Why the 'underemployed' face loss of support for housing costs

One in ten people in the UK is now underemployed, meaning they would like to work more hours to boost their earnings but are unable to find suitable jobs.

The problem of underemployment has bubbled around the squeezed middle debate for some time, but the Office for National Statistics has now crunched the numbers and discovered that more than three million Britons are unable to find sufficient work.

Importantly these workers are not people actively choosing to work part-time to balance child care, studying or other commitments. Around a quarter of part-time workers would like to work more hours, but are unable to find sufficient employment. This has an immediate impact on their wages, with many unable to earn enough to meet essential living costs.

Underemployment jumped [PDF] sharply following the economic downturn, and it is partly because of this trend that the official figures for unemployment have remained more buoyant than many expected, despite the prolonged squeeze on growth.

Households likely to be affected include those who have had their hours reduced by employers as a way to reduce costs and avoid redundancies. The ONS also found that many people returning to the labour market have only been able to find jobs with limited hours, such as bar work or childminding. Analysis suggests many people desperately want to work full-time but are forced to settle for part-time work as it is the only option available.

Underemployment depresses earnings and this is having an impact on families’ ability to meet their housing costs. The number of working households in receipt of housing benefit has exploded since 2008, more than doubling to 929,000 households. Although rising rents are also a factor, it is no coincidence that over the same period an additional 980,000 workers have been classified as underemployed.

So we have a growing group of people who want to work harder but are being let down by a sluggish economy and are increasingly reliant on support to help meet their housing costs. Unfortunately – and many would say unfairly given that these households are already frustrated by the lack of full-time work – it is these same households who are in the firing line for the next round of welfare reform.

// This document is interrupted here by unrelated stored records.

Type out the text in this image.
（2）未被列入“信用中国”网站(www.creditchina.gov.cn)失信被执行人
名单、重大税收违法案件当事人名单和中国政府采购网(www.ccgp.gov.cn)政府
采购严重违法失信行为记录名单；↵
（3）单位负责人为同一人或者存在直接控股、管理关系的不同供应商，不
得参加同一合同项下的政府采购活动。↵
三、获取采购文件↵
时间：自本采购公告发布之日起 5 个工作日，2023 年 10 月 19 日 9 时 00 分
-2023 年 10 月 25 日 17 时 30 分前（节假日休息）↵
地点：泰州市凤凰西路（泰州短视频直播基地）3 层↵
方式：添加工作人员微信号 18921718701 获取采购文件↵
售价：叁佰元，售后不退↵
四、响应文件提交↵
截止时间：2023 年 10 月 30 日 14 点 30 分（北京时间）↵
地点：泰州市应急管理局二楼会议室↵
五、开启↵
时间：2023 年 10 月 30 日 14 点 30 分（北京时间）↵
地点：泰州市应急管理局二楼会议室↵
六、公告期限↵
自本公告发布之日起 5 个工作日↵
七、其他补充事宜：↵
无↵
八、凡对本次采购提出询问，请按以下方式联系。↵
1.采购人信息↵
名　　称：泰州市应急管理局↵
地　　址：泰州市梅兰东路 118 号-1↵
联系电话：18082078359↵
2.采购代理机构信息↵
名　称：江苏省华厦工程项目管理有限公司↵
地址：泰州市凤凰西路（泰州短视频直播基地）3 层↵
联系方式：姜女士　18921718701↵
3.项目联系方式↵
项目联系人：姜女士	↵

Under Universal Credit, households earning below a certain threshold will be subject to conditionality requiring them to increase their earnings. For many people this will be equivalent to full-time earnings. They will be expected to take on more hours, find a second job, or move to a better paid job. If they don’t they’ll face sanctions – losing a portion of their Universal Credit, including the support they receive to pay their rent.

Additionally, underemployment will make it more likely working families will be caught by the overall benefit cap. Ministers had said that only ‘non-working’ households will be subject to the cap. But to count as ‘working’, households must work a set number of hours per week. Many families will be frustrated part-timers, meaning that from April 2013 they may no longer qualify for sufficient housing benefit to pay the rent.

Conditionality and sanctions are established realities for job seekers, but extending the same rules to low-income workers is a radical shift. Ministers have produced zero evidence that part-time workers are deliberately suppressing their earning power and letting tax credits and housing benefit pick up the slack. This analysis by the ONS further suggests that for many workers additional hours just aren’t available.

Yesterday’s figures are yet another piece of evidence that ordinary households are struggling with basic living costs in an economy that isn’t providing sufficient full-time work. But they are particularly ominous for the low paid workers about to find themselves the target of the next phase of welfare reform.